Apart from the Act, which envisions sanctions against politicians who the US has accused of "extinguishing" the former British colony's freedom with a new national security law, Trump also signed an executive order stripping Hong Kong of its special trading status.

Both the Autonomy Act – a bill that blazed through Congress with bipartisan support – and the executive order seek to penalize Beijing for alleged rights abuses in Hong Kong.

Beijing, which insists that the new security law was needed to "protect national sovereignty," has denounced the US rhetoric and punitive measures as an attempt to "obstruct" the implementation of the law, insisting the US "will never succeed" in pursuit of that goal.

The ministry confirmed that China would not sit idly by and warned it would respond in kind.
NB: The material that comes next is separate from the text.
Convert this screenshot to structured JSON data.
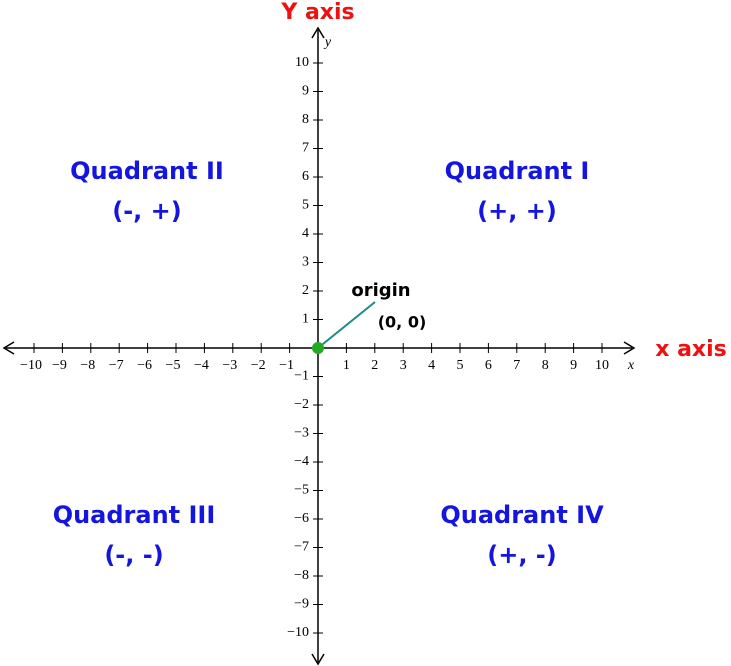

Published on Tuesday evening, Trump’s order will “suspend or eliminate different and preferential treatment for Hong Kong,” including in the realms of national security, foreign policy, immigration and economics, rescinding a special arrangement established with the city under the 1992 Hong Kong Policy Act. The previous law allowed Washington to treat Hong Kong as a separate entity from Mainland China, especially in matters of trade.